Macumba pra ateu
Estou catatônico. Acabo de ler a crônica “macumba pra indiano”, de Victor Heringer, presente no livro coletânea Vida Desinteressante.
Victor foi chamado para falar sobre umbanda, numa passagem pela Índia. Explicar sua relação com a religião era algo que ele nunca havia feito publicamente.
Surge essa crônica. Ele conta que tatuou os três pontos riscados das suas entidades: um preto velho, um erê e um caboclo. Meu coração deu uma fisgada, confesso.
Eu já sabia de sua relação com a umbanda, facilmente percebível nas inúmeras referências religiosas por toda sua escrita, mas ainda me faltava uma menção mais direta para entender se essa relação era da roda pra fora, ou da roda pra dentro.

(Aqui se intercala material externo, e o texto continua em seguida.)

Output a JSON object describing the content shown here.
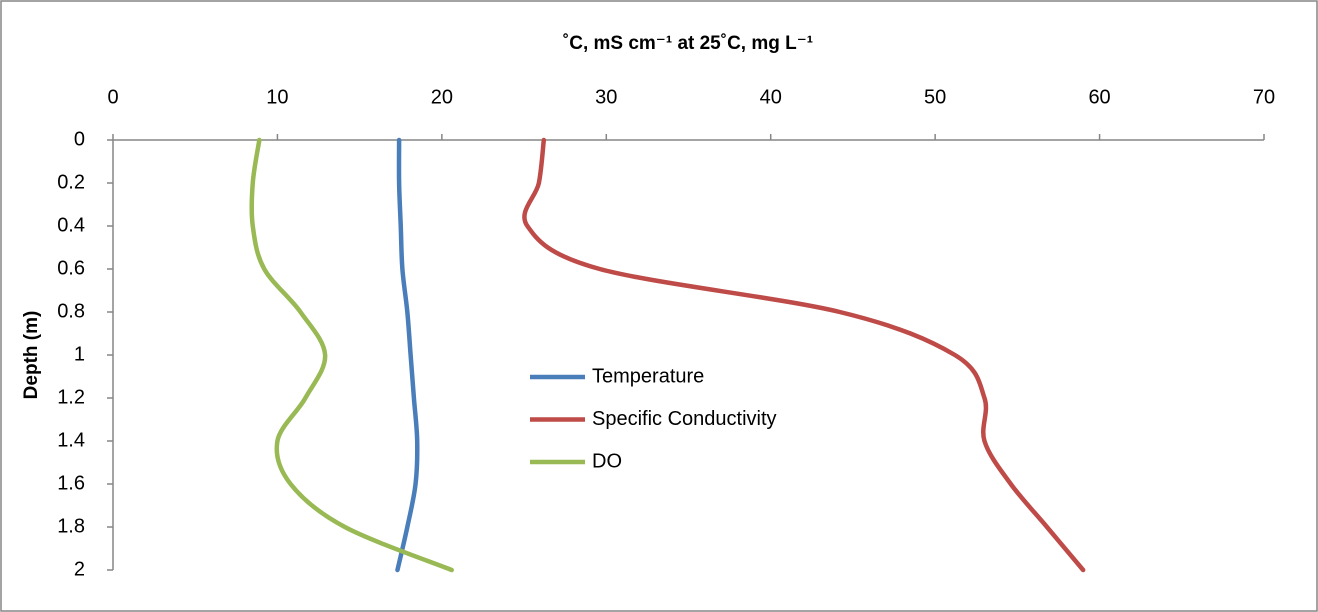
{
  "chart_data": {
    "type": "line",
    "x_label": "˚C, mS cm⁻¹ at 25˚C, mg L⁻¹",
    "y_label": "Depth (m)",
    "y": [
      0,
      0.2,
      0.4,
      0.6,
      0.8,
      1,
      1.2,
      1.4,
      1.6,
      1.8,
      2
    ],
    "series": [
      {
        "name": "Temperature",
        "color": "#4a7ebb",
        "values": [
          17.4,
          17.4,
          17.5,
          17.6,
          17.9,
          18.1,
          18.3,
          18.5,
          18.4,
          17.9,
          17.3
        ]
      },
      {
        "name": "Specific Conductivity",
        "color": "#be4b48",
        "values": [
          26.2,
          25.9,
          25.2,
          29.6,
          44.2,
          51.2,
          53.0,
          53.0,
          54.6,
          56.8,
          59.0
        ]
      },
      {
        "name": "DO",
        "color": "#98b954",
        "values": [
          8.9,
          8.5,
          8.5,
          9.2,
          11.4,
          12.9,
          11.7,
          10.0,
          10.8,
          14.1,
          20.6
        ]
      }
    ],
    "xlim": [
      0,
      70
    ],
    "xticks": [
      0,
      10,
      20,
      30,
      40,
      50,
      60,
      70
    ],
    "ylim": [
      0,
      2
    ],
    "yticks": [
      0,
      0.2,
      0.4,
      0.6,
      0.8,
      1,
      1.2,
      1.4,
      1.6,
      1.8,
      2
    ],
    "y_inverted": true,
    "legend": "center"
  }
}
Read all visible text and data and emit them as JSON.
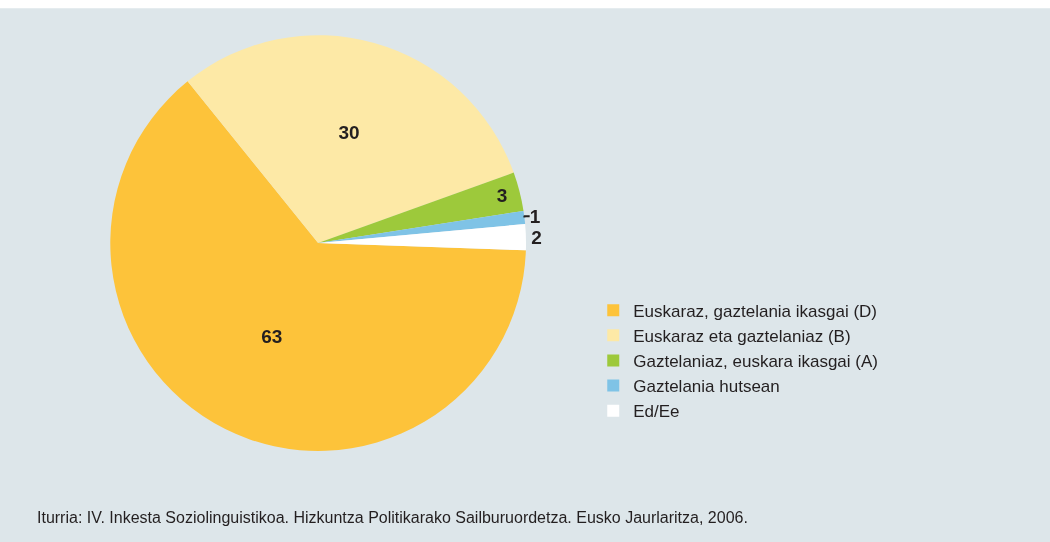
{
  "chart_data": {
    "type": "pie",
    "categories": [
      "Euskaraz, gaztelania ikasgai (D)",
      "Euskaraz eta gaztelaniaz (B)",
      "Gaztelaniaz, euskara ikasgai (A)",
      "Gaztelania hutsean",
      "Ed/Ee"
    ],
    "values": [
      63,
      30,
      3,
      1,
      2
    ],
    "colors": [
      "#fdc33a",
      "#fde9a6",
      "#9dc93b",
      "#7fc3e6",
      "#ffffff"
    ],
    "data_labels": true,
    "legend": "right",
    "annotations": [
      "Iturria: IV. Inkesta Soziolinguistikoa. Hizkuntza Politikarako Sailburuordetza. Eusko Jaurlaritza, 2006."
    ]
  }
}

Entender Victor Heringer como médium poderia ser mais um ponto de identificação que tenho com esse autor sublime. Mas me peguei aflito, ainda mais quando ele continua:
“Devo ser um dos poucos médiuns ateus da umbanda. Acredito no transe, porque acontece comigo. E acredito que aqui na Terra existem mais coisas do que sonha a nossa vã neurologia.”
Jamais poderia imaginar ler o que eu costumava dizer na quimbanda em uma crônica sua. Em um livro que estava na minha lista há 4 anos, antes de eu me tornar religioso. Antes de eu ter passado a acreditar em Deus como parte do processo de me curar da depressão. Tenho uma forte identificação com artistas suicidas, mas é a primeira vez que encontro um que também foi macumbeiro e ateu. Será que teria mudado algo na minha experiência se eu tivesse lido isso antes?
Atualmente, não tenho uma rotina de práticas espirituais. Tampouco sei se continuo firme acreditando em Deus. É um conceito tão abrangente e tão nebuloso que fica difícil saber de qual Deus estamos falando.
Uma entidade, que se dizia o demônio, comeu a minha mente e me fez acreditar que eu estava destinado ao inferno com ele. Esse diabo, que me ensinou a louvar satanás, foi também quem me ensinou a acreditar em Deus como forma de acreditar em mim mesmo. O diabo cuidou da nossa reconciliação. Eu ainda não sabia, mas ele fez isso para que eu pudesse experienciar a macumba como eu não poderia sendo ateu e com tantas dores. Foi parte do processo de cura.
A depressão parece distante hoje. A crença em Deus parece algo que eu não preciso mais buscar estar arraigado. Por isso, tenho me interessado por sistemas de crenças que exploram paradigmas diferentes, os quais supostamente permitem manter uma mentalidade fluída, capaz de assumir qualquer visão de mundo temporariamente ao tratar todas elas como úteis em determinado momento. E fico ainda mais interessado naqueles que contrapõe dizendo isto ser caô, que a magia acontece independentemente do sistema de crença.
Me pergunto, quais foram as diferenças entre a minha experiência e as de Victor em relação a macumba? Qual exatamente foi o ponto de virada que me permite ainda hoje estar aqui, escrevendo isso, enquanto Victor não pode mais escrever suas crônicas?